В ту ночь были заново подняты и переосмыслены многие вопросы: например, могли некий мальчик (в дальнейшем «противник», «соперник») при известных условиях быть уничтоженным нашим гипотетическим Некто, по совместительству являющимся его отцом? И что с законной супругой господина N и его матерью?

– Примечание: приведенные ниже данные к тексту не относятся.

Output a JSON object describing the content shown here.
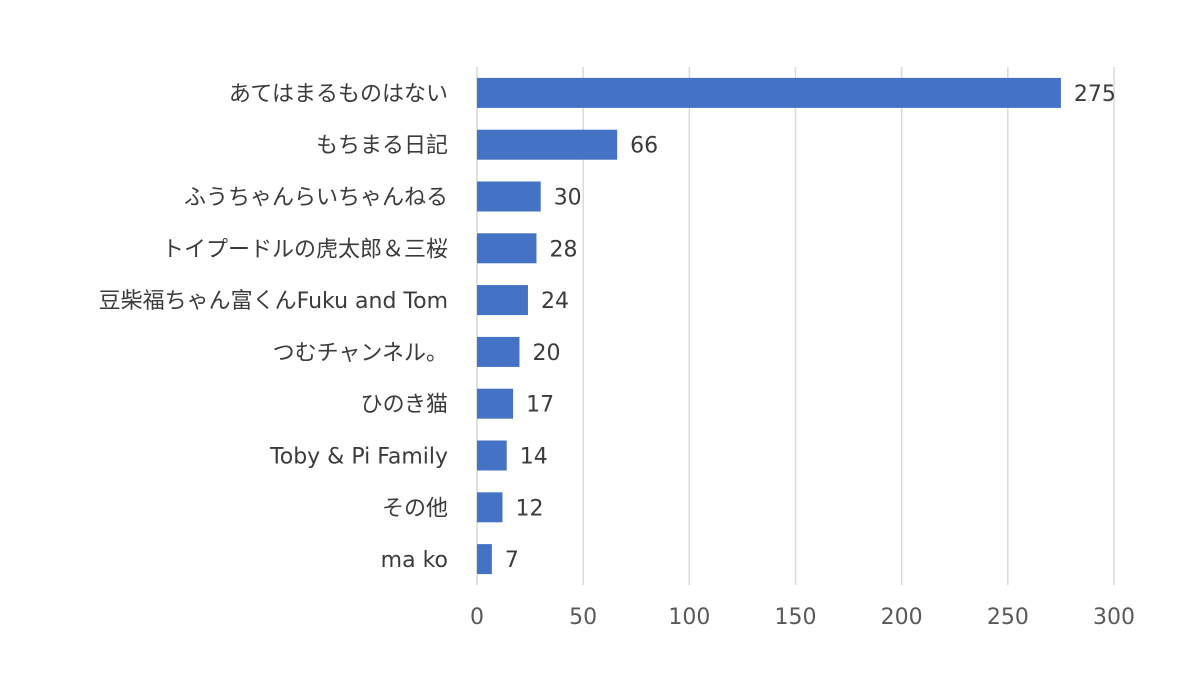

В четыре сорок пять утра были натянуты брюки и серый свитер, распахнута дверь, ведущая на крышу, и предпринято лихорадочное метание по этому ограниченному пространству — пересеченной местности, забитой всяческими порождениями технического прогресса. Постепенно наметилось некое прозрение и внутреннее успокоение. Продолжая курсировать между телевизионными антеннами, солнечными коллекторами и водяными баками, господин N потихоньку приходил в себя и обретал способность рассуждать более здраво. Мимоходом взгляд его отметил голубую поверхность большого водного резервуара. В четыре сорок девять (04:49) стало очевидным, что вопросы были поставлены неверно. Господин N даже осмелился провозгласить, что это чрезвычайно распространенная, можно сказать, роковая, непреодолимая ошибка — все вопросы всегда, изначально оказываются в корне неверными. В какой-то точке пыльной замусоренной крыши в памяти всплыли вопросы, мучившие другого писателя, Бруно Шульца, и с горечью было признано, что, по сути дела, они так и остались не заданными — попросту повисли в воздухе. Все время стыдливо прятались и остерегались огласки. Снова вспомнилось мудрое изречение, утверждающее, что спрашивать надо иначе: не «уничтожил бы Имярек своего противника (противников) X, У или Z?», а «пожелал ли бы он воскресить их? Вернуть к жизни, позволить продолжать существование? Готов ли он действительно, без колебаний и хитроумных уверток, в любую минуту оживить их?». Ведь за этим, по-видимому, и скрывается самый важный вопрос: удостоился бы он сам, наш Имярек, наш дорогой господин N, воскрешения — со всей искренностью, с горячим рвением и любовью — из рук самого себя, того же Имярека, в любую из минут?